Good hand-hygiene is of extreme importance with or without coronavirus. On a personal note, for probably the past decade, I keep a hand sanitizer in my car and I use it before even starting the vehicle (passenger side has bottle too). As soon as I get home, I wash my hands as general habit. Obviously, this is not mandatory but illustrates the fact that good habits can be employed even when not in a disease outbreak. As a general rule of thumb, intact skin is a reasonable barrier to maladies but entry points such as the eyes, nose, and mouth are more susceptible. Hence, not touching the face unless the hands have been cleaned is helpful in preventing spread of many infections. Instead of handshakes, non-contact forms of greetings are preferred and consider tap and pay instead of handling cash if feasible. You do not have to self-quarantine if asymptomatic and no known exposure as we have to live our lives but avoid crowds and larger gatherings when possible. If you can work from home or do a videoconference meeting then certainly consider this. Increasing ventilation by opening windows and regularly disinfecting surfaces are both easy and practical ways to decrease risk at home or work.

HB: What are the probable outcomes or perhaps solutions in regards to the Coronavirus?

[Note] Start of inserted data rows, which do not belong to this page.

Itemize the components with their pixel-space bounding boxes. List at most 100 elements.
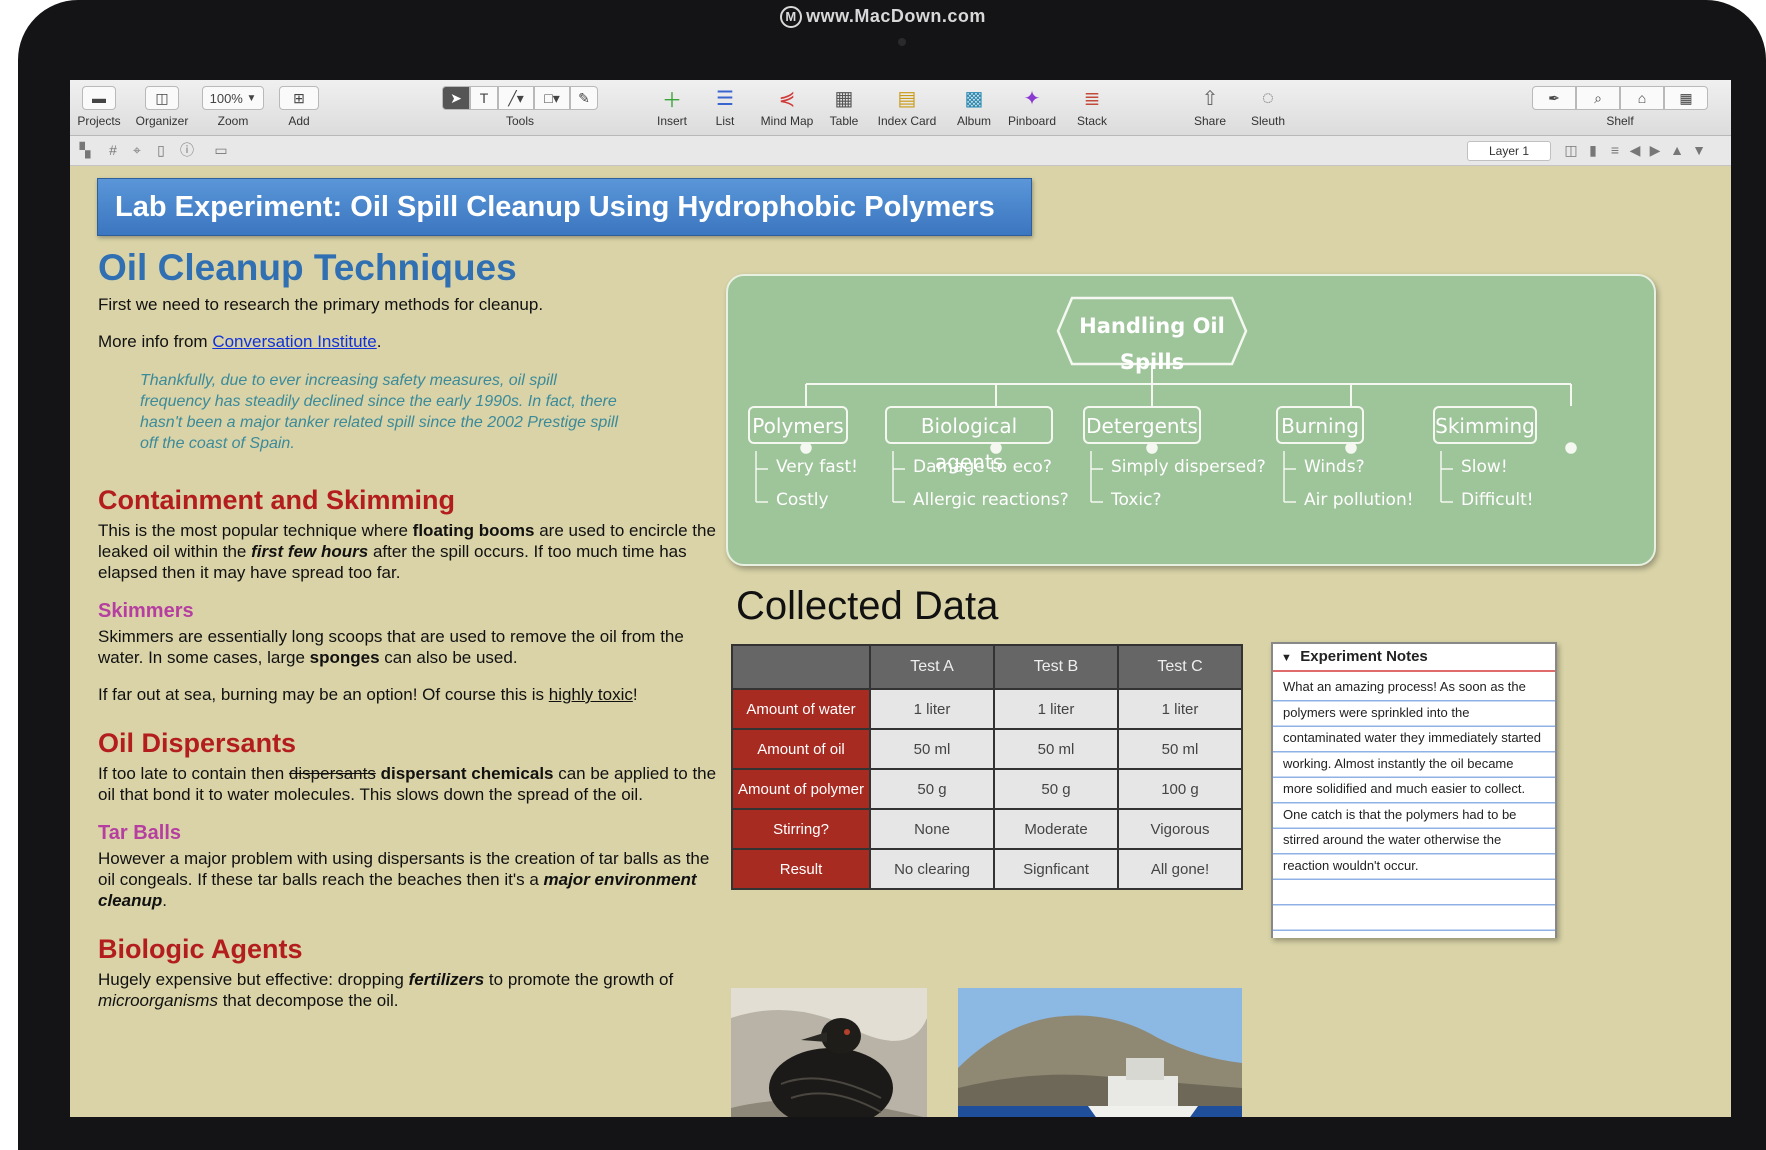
mind-map-leaf[interactable]: Simply dispersed? bbox=[1111, 457, 1266, 477]
library-icon[interactable]: ⌂ bbox=[1620, 86, 1664, 110]
table-cell[interactable]: 1 liter bbox=[869, 688, 995, 730]
column-header[interactable]: Test A bbox=[869, 644, 995, 690]
table-cell[interactable]: 50 ml bbox=[869, 728, 995, 770]
line-tool-icon[interactable]: ╱▾ bbox=[498, 86, 534, 110]
row-header[interactable]: Stirring? bbox=[731, 808, 871, 850]
mind-map-leaf[interactable]: Difficult! bbox=[1461, 490, 1534, 510]
row-header[interactable]: Amount of polymer bbox=[731, 768, 871, 810]
mind-map-node[interactable]: Detergents bbox=[1083, 406, 1201, 444]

You will likely see a significant spike in the number of infections in the very near future. Eventually there will be better availability of testing. There will almost certainly be significant medical and economic implications with this virus. Researchers in conjunction with the pharmaceutical industry are working diligently for vaccines and treatments however; this will likely take upwards to a year or more before clinical availability. Optimistically, there is hope and belief that similar to SARS and MERS, the widespread global risk of coronavirus will eventually become negligible. In the interim, I would encourage everyone to take heed to warnings and recommendations from local and national leaders including trusted guidance from your physician and the CDC.